HICKS COLUMN: Cruise-ship confab was preaching to the choir
You gotta love the anti-cruise-ship crowd.
They brought in 150 people this past week to talk about balancing cruise ship visits with quality of life in our historic port city. Think about that — a port that wants to limit the number of ships that call here. Isn't that our business?
Of course, these folks say they don't want to ban these ships. They just want a balance, which means sticking all the cruise ships up on the East Side — so the beautiful people don't have to see so much of the riffraff or hear that dreadful calypso music.
They also have concerns about pollution in the historic district. Apparently they figure folks on the East Side would just think it's black snow.
One of the central themes of this confab was how people “concerned” about cruise ships should make more allies.
And then they turn around and don't invite the State Ports Authority or Mayor Joe Riley, the very people they need to be confabbing with.
Stop the carnival
This meeting was the very definition of preaching to the choir.
The World Monuments Fund and the National Trust for Historic Preservation got together with the good folks from the Preservation Society of Charleston to throw this shindig. Dissenters weren't invited; even press access was limited.
Instead, this like-minded crowd heard from people who have been successful in limiting cruise ships in other cities, and were told the only way to bring about compromise was to keep arguing.
That's all fine — nothing wrong with arguing or balance. But why didn't this group invite the folks they need to be arguing with?
Answer: They didn't want to hear the pro-cruise-ship folks, and the other side doesn't want to hear any more from them. And that's the problem.
And it's not going to get solved by listening to “Kumbaya.”
Come sail away?
An Alaska attorney told the crowd they shouldn't fight being labeled as elitists — they should embrace it.
He's talking about the sinister yet genius “Snobs vs. Jobs” campaign the pro-cruise-ship folks rolled out to combat this insurgence. Thing is, there's little way to avoid such a label when the cruise control crowd's idea of a solution is to dump the new cruise-ship terminal on poor neighborhoods.
Look, the Preservation Society and Historic Charleston Foundation have nothing but the city's best interests at heart here. They are good folks. And limiting the number of cruise ships that can call on Charleston every year would be a nice gesture.

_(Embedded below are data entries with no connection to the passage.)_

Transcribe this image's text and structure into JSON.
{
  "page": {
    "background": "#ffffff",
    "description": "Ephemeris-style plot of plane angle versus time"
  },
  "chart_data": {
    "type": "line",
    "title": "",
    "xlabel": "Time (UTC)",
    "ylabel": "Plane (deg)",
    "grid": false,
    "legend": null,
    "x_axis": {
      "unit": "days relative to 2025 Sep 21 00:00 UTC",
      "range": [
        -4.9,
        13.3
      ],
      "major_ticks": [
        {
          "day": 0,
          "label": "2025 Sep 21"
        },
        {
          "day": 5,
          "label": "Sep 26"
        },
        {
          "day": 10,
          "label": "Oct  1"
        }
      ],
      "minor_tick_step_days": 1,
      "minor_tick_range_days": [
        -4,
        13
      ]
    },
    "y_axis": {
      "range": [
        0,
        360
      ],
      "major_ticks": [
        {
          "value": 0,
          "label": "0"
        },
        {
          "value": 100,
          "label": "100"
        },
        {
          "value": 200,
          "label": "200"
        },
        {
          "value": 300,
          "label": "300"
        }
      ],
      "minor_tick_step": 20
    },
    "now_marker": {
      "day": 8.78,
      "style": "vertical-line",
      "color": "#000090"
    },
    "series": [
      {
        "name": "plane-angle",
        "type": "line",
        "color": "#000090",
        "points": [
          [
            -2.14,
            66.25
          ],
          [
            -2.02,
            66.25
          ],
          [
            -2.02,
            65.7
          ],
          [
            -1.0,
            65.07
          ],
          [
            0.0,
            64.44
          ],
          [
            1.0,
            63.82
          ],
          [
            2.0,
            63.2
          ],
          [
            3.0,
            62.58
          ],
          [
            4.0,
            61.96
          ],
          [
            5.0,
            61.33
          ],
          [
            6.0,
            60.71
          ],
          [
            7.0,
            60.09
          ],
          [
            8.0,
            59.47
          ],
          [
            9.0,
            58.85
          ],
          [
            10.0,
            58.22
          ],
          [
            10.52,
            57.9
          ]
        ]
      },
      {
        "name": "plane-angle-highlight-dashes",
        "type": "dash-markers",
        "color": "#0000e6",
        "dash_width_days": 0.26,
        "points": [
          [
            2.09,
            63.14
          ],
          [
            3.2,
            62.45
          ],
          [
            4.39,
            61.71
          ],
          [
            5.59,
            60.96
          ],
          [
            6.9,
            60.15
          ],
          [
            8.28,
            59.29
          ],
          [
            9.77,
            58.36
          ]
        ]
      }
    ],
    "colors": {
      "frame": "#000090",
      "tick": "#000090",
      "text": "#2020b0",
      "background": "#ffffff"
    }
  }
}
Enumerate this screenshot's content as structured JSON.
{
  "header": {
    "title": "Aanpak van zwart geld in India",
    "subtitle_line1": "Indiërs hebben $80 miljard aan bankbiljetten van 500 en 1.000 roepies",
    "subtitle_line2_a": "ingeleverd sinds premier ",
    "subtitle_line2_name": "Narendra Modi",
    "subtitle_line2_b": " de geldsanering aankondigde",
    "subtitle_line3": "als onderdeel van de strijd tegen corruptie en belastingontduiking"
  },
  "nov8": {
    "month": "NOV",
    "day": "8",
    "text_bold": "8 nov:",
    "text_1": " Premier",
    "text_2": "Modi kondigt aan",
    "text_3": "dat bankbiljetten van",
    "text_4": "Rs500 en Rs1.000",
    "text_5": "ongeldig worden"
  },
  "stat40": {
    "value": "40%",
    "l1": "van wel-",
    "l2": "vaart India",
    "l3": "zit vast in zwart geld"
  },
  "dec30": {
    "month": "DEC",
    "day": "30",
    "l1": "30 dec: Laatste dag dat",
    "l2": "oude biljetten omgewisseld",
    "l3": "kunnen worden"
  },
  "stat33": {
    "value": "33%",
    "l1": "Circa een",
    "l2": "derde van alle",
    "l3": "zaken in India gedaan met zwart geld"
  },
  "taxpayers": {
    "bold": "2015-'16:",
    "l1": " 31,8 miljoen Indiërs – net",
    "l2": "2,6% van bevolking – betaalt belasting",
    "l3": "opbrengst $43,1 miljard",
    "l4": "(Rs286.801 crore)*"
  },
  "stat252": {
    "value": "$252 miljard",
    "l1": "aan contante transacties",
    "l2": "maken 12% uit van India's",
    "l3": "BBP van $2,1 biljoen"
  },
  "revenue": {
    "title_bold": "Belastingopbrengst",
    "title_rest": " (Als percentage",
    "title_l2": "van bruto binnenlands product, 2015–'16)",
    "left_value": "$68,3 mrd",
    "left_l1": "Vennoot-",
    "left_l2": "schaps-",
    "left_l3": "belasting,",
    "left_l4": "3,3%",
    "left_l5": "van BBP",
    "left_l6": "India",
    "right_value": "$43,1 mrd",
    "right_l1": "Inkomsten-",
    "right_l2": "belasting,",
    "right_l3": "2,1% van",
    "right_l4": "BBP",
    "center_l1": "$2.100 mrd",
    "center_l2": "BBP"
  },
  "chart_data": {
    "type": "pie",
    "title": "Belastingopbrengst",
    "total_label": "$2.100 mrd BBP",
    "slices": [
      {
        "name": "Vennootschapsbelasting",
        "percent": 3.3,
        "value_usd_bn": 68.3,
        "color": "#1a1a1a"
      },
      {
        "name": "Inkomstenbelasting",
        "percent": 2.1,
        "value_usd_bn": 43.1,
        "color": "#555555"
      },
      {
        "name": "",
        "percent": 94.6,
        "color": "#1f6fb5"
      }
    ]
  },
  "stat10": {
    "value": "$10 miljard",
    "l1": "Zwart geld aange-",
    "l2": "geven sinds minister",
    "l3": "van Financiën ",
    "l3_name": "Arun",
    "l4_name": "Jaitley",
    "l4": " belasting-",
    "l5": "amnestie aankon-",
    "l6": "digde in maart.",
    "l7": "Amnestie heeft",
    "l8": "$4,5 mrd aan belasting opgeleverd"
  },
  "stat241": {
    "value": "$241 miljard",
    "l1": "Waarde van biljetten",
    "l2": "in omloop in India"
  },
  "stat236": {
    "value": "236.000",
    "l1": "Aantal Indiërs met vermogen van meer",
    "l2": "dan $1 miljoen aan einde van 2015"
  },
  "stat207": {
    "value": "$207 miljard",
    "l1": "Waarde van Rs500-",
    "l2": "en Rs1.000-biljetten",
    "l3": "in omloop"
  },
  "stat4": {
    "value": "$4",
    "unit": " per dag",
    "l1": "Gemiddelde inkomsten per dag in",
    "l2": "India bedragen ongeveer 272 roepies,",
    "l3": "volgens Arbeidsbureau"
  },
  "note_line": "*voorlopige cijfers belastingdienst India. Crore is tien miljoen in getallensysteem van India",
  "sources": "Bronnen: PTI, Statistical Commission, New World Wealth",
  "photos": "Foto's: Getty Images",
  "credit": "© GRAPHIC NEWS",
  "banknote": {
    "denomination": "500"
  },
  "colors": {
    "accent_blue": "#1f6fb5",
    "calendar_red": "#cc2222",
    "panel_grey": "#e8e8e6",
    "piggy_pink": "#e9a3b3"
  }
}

Ports officials rightly note that we are never going to be Fort Lauderdale or Key West anyway — we're too far north — so what's the big deal?
If the city would just do it, perhaps these costly lawsuits and all the hand-wringing would go away. And if it didn't, well, then it would put the lie to talk of balance.
And it would suggest that some of these cruise-ship opponents are sailing through life on the SS Oblivious.